A project, with potential to become an academic paper, aimed to decompose a wave signal using any type of wave as a basis.
The great algorithm to decompose wave signals into complex exponentials (Fourier Transform) is the undisputed FFT, and this approach does not intend to take its crown.
When you are in a lab and have a wave signal, you may want to express it in different types of waves according to some alternative theoretical model. For example, waves that propagate in a round 2d surface, like a drum, are described by Bessel functions. In order to decompose the waves in many Bessel functions modes (a Fourier-Bessel series) one should use a discrete Henkel Transform, which is also ok with modern software. However, what if the modelling sugests many types of waves (functions) to be possible? How to easily change from one to the other? What if the waves are interactive (non-linear)?
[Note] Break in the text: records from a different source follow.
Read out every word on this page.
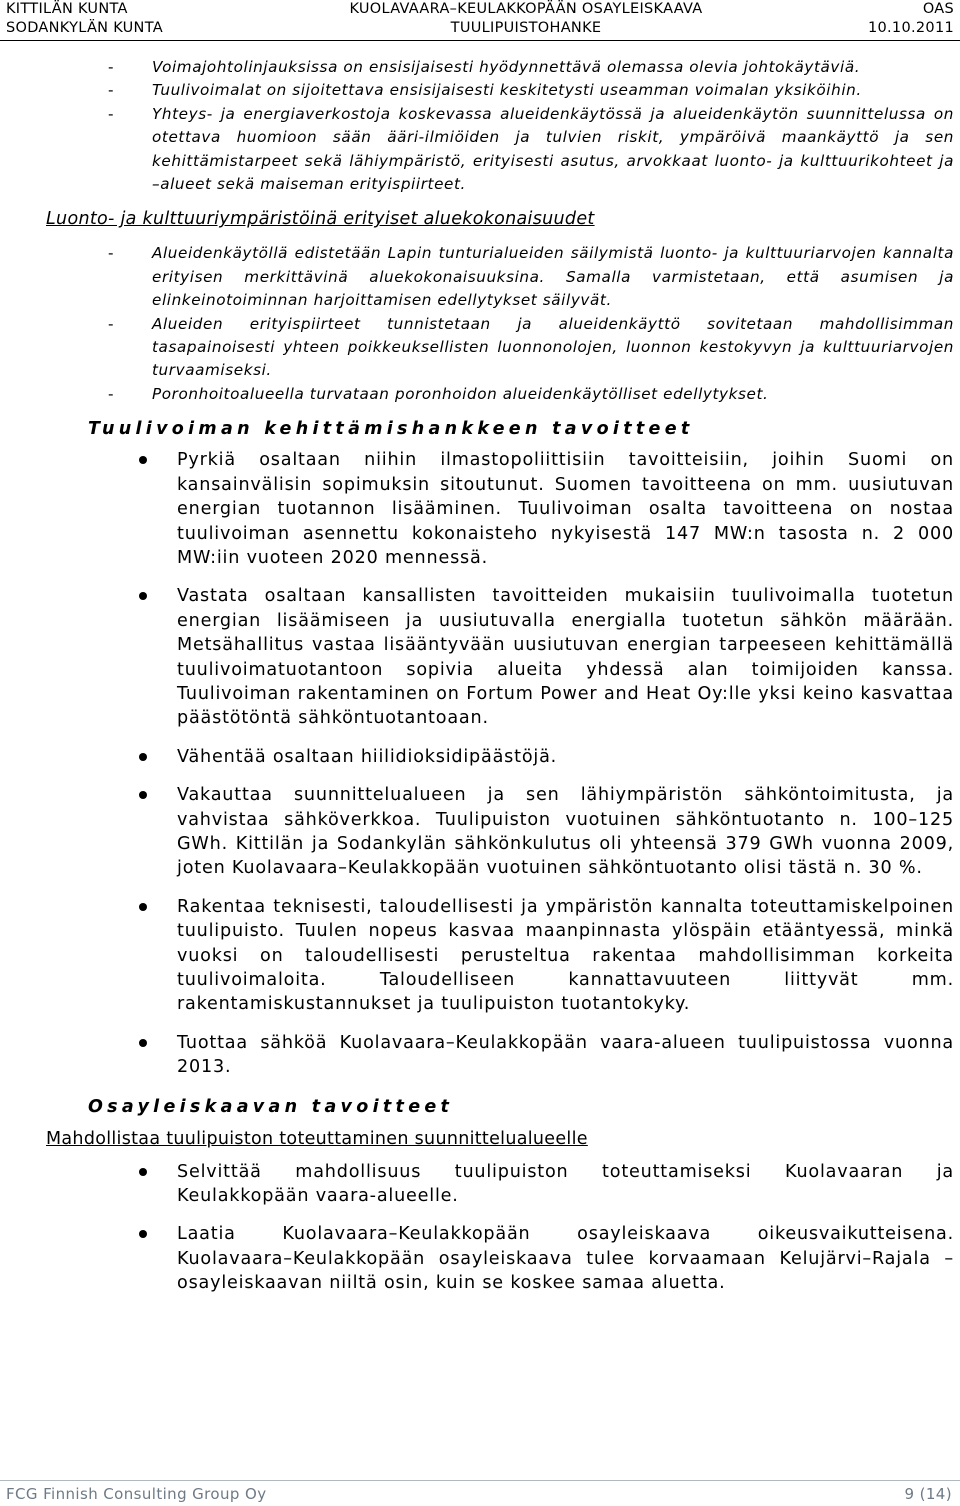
KITTILÄN KUNTA
SODANKYLÄN KUNTA
KUOLAVAARA–KEULAKKOPÄÄN OSAYLEISKAAVA
TUULIPUISTOHANKE
OAS
10.10.2011
- Voimajohtolinjauksissa on ensisijaisesti hyödynnettävä olemassa olevia johtokäytäviä.
- Tuulivoimalat on sijoitettava ensisijaisesti keskitetysti useamman voimalan yksiköihin.
- Yhteys- ja energiaverkostoja koskevassa alueidenkäytössä ja alueidenkäytön suunnittelussa on otettava huomioon sään ääri-ilmiöiden ja tulvien riskit, ympäröivä maankäyttö ja sen kehittämistarpeet sekä lähiympäristö, erityisesti asutus, arvokkaat luonto- ja kulttuurikohteet ja –alueet sekä maiseman erityispiirteet.
Luonto- ja kulttuuriympäristöinä erityiset aluekokonaisuudet
- Alueidenkäytöllä edistetään Lapin tunturialueiden säilymistä luonto- ja kulttuuriarvojen kannalta erityisen merkittävinä aluekokonaisuuksina. Samalla varmistetaan, että asumisen ja elinkeinotoiminnan harjoittamisen edellytykset säilyvät.
- Alueiden erityispiirteet tunnistetaan ja alueidenkäyttö sovitetaan mahdollisimman tasapainoisesti yhteen poikkeuksellisten luonnonolojen, luonnon kestokyvyn ja kulttuuriarvojen turvaamiseksi.
- Poronhoitoalueella turvataan poronhoidon alueidenkäytölliset edellytykset.
Tuulivoiman kehittämishankkeen tavoitteet
Pyrkiä osaltaan niihin ilmastopoliittisiin tavoitteisiin, joihin Suomi on kansainvälisin sopimuksin sitoutunut. Suomen tavoitteena on mm. uusiutuvan energian tuotannon lisääminen. Tuulivoiman osalta tavoitteena on nostaa tuulivoiman asennettu kokonaisteho nykyisestä 147 MW:n tasosta n. 2 000 MW:iin vuoteen 2020 mennessä.
Vastata osaltaan kansallisten tavoitteiden mukaisiin tuulivoimalla tuotetun energian lisäämiseen ja uusiutuvalla energialla tuotetun sähkön määrään. Metsähallitus vastaa lisääntyvään uusiutuvan energian tarpeeseen kehittämällä tuulivoimatuotantoon sopivia alueita yhdessä alan toimijoiden kanssa. Tuulivoiman rakentaminen on Fortum Power and Heat Oy:lle yksi keino kasvattaa päästötöntä sähköntuotantoaan.
Vähentää osaltaan hiilidioksidipäästöjä.
Vakauttaa suunnittelualueen ja sen lähiympäristön sähköntoimitusta, ja vahvistaa sähköverkkoa. Tuulipuiston vuotuinen sähköntuotanto n. 100–125 GWh. Kittilän ja Sodankylän sähkönkulutus oli yhteensä 379 GWh vuonna 2009, joten Kuolavaara–Keulakkopään vuotuinen sähköntuotanto olisi tästä n. 30 %.
Rakentaa teknisesti, taloudellisesti ja ympäristön kannalta toteuttamiskelpoinen tuulipuisto. Tuulen nopeus kasvaa maanpinnasta ylöspäin etääntyessä, minkä vuoksi on taloudellisesti perusteltua rakentaa mahdollisimman korkeita tuulivoimaloita. Taloudelliseen kannattavuuteen liittyvät mm. rakentamiskustannukset ja tuulipuiston tuotantokyky.
Tuottaa sähköä Kuolavaara–Keulakkopään vaara-alueen tuulipuistossa vuonna 2013.
Osayleiskaavan tavoitteet
Mahdollistaa tuulipuiston toteuttaminen suunnittelualueelle
Selvittää mahdollisuus tuulipuiston toteuttamiseksi Kuolavaaran ja Keulakkopään vaara-alueelle.
Laatia Kuolavaara–Keulakkopään osayleiskaava oikeusvaikutteisena. Kuolavaara–Keulakkopään osayleiskaava tulee korvaamaan Kelujärvi–Rajala –osayleiskaavan niiltä osin, kuin se koskee samaa aluetta.
FCG Finnish Consulting Group Oy	9 (14)
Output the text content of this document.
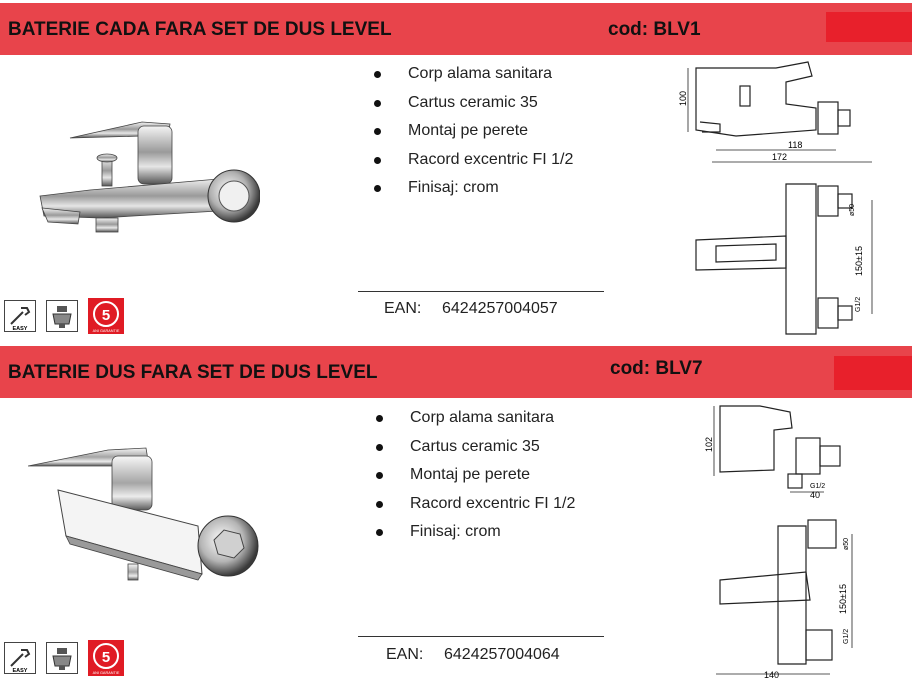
BATERIE CADA FARA SET DE DUS LEVEL	cod: BLV1
Corp alama sanitara
Cartus ceramic 35
Montaj pe perete
Racord excentric FI 1/2
Finisaj: crom
EAN: 6424257004057
100
118
172
150±15
ø50
G1/2
EASY
5
ANI GARANTIE
BATERIE DUS FARA SET DE DUS LEVEL	cod: BLV7
Corp alama sanitara
Cartus ceramic 35
Montaj pe perete
Racord excentric FI 1/2
Finisaj: crom
EAN: 6424257004064
102
40
G1/2
150±15
ø50
G1/2
140
EASY
5
ANI GARANTIE
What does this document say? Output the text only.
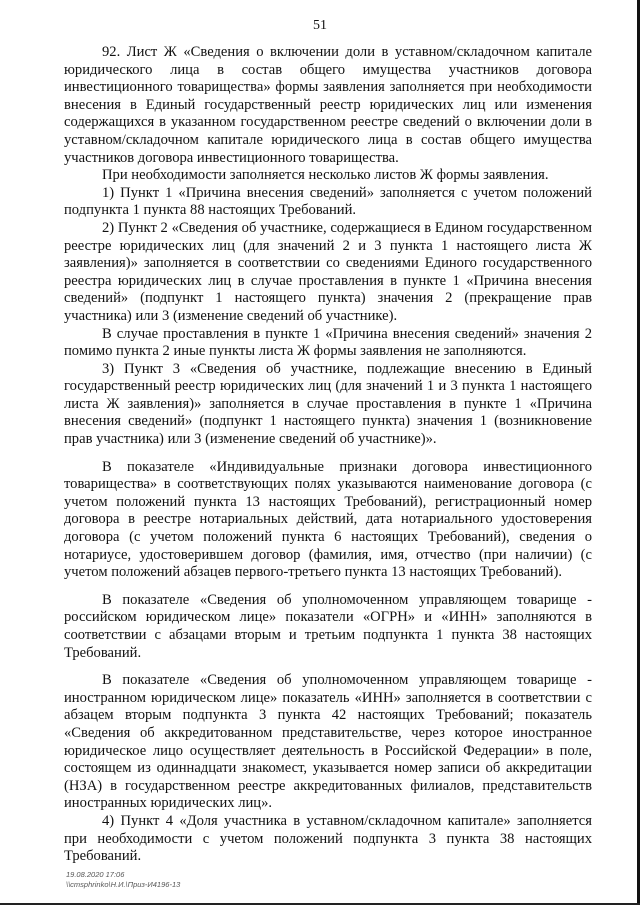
51

92. Лист Ж «Сведения о включении доли в уставном/складочном капитале юридического лица в состав общего имущества участников договора инвестиционного товарищества» формы заявления заполняется при необходимости внесения в Единый государственный реестр юридических лиц или изменения содержащихся в указанном государственном реестре сведений о включении доли в уставном/складочном капитале юридического лица в состав общего имущества участников договора инвестиционного товарищества.

При необходимости заполняется несколько листов Ж формы заявления.

1) Пункт 1 «Причина внесения сведений» заполняется с учетом положений подпункта 1 пункта 88 настоящих Требований.

2) Пункт 2 «Сведения об участнике, содержащиеся в Едином государственном реестре юридических лиц (для значений 2 и 3 пункта 1 настоящего листа Ж заявления)» заполняется в соответствии со сведениями Единого государственного реестра юридических лиц в случае проставления в пункте 1 «Причина внесения сведений» (подпункт 1 настоящего пункта) значения 2 (прекращение прав участника) или 3 (изменение сведений об участнике).

В случае проставления в пункте 1 «Причина внесения сведений» значения 2 помимо пункта 2 иные пункты листа Ж формы заявления не заполняются.

3) Пункт 3 «Сведения об участнике, подлежащие внесению в Единый государственный реестр юридических лиц (для значений 1 и 3 пункта 1 настоящего листа Ж заявления)» заполняется в случае проставления в пункте 1 «Причина внесения сведений» (подпункт 1 настоящего пункта) значения 1 (возникновение прав участника) или 3 (изменение сведений об участнике)».

В показателе «Индивидуальные признаки договора инвестиционного товарищества» в соответствующих полях указываются наименование договора (с учетом положений пункта 13 настоящих Требований), регистрационный номер договора в реестре нотариальных действий, дата нотариального удостоверения договора (с учетом положений пункта 6 настоящих Требований), сведения о нотариусе, удостоверившем договор (фамилия, имя, отчество (при наличии) (с учетом положений абзацев первого-третьего пункта 13 настоящих Требований).

В показателе «Сведения об уполномоченном управляющем товарище - российском юридическом лице» показатели «ОГРН» и «ИНН» заполняются в соответствии с абзацами вторым и третьим подпункта 1 пункта 38 настоящих Требований.

В показателе «Сведения об уполномоченном управляющем товарище - иностранном юридическом лице» показатель «ИНН» заполняется в соответствии с абзацем вторым подпункта 3 пункта 42 настоящих Требований; показатель «Сведения об аккредитованном представительстве, через которое иностранное юридическое лицо осуществляет деятельность в Российской Федерации» в поле, состоящем из одиннадцати знакомест, указывается номер записи об аккредитации (НЗА) в государственном реестре аккредитованных филиалов, представительств иностранных юридических лиц».

4) Пункт 4 «Доля участника в уставном/складочном капитале» заполняется при необходимости с учетом положений подпункта 3 пункта 38 настоящих Требований.

19.08.2020 17:06
\\cmsphrinko\Н.И.\Приз-И4196-13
This is what this is about.
By training an ANN to many known functions (waves), we train the network to recognize and decompose the signal as the given main wave modes.
In the code I start by recreating a Fourier-Transform, then I only use the FFT to compare the results (in contrast with @endolith 's approach). Then the code is extended to sine/cosine waves and then to Bessel functions.
Since the Fourier, Sine , Cosine and Hankel Transform are linear, no activation function shall be used; the ANN will find out by itself the parameters for this supervised learning process.
The next step is to go to non-linear waves decomposition.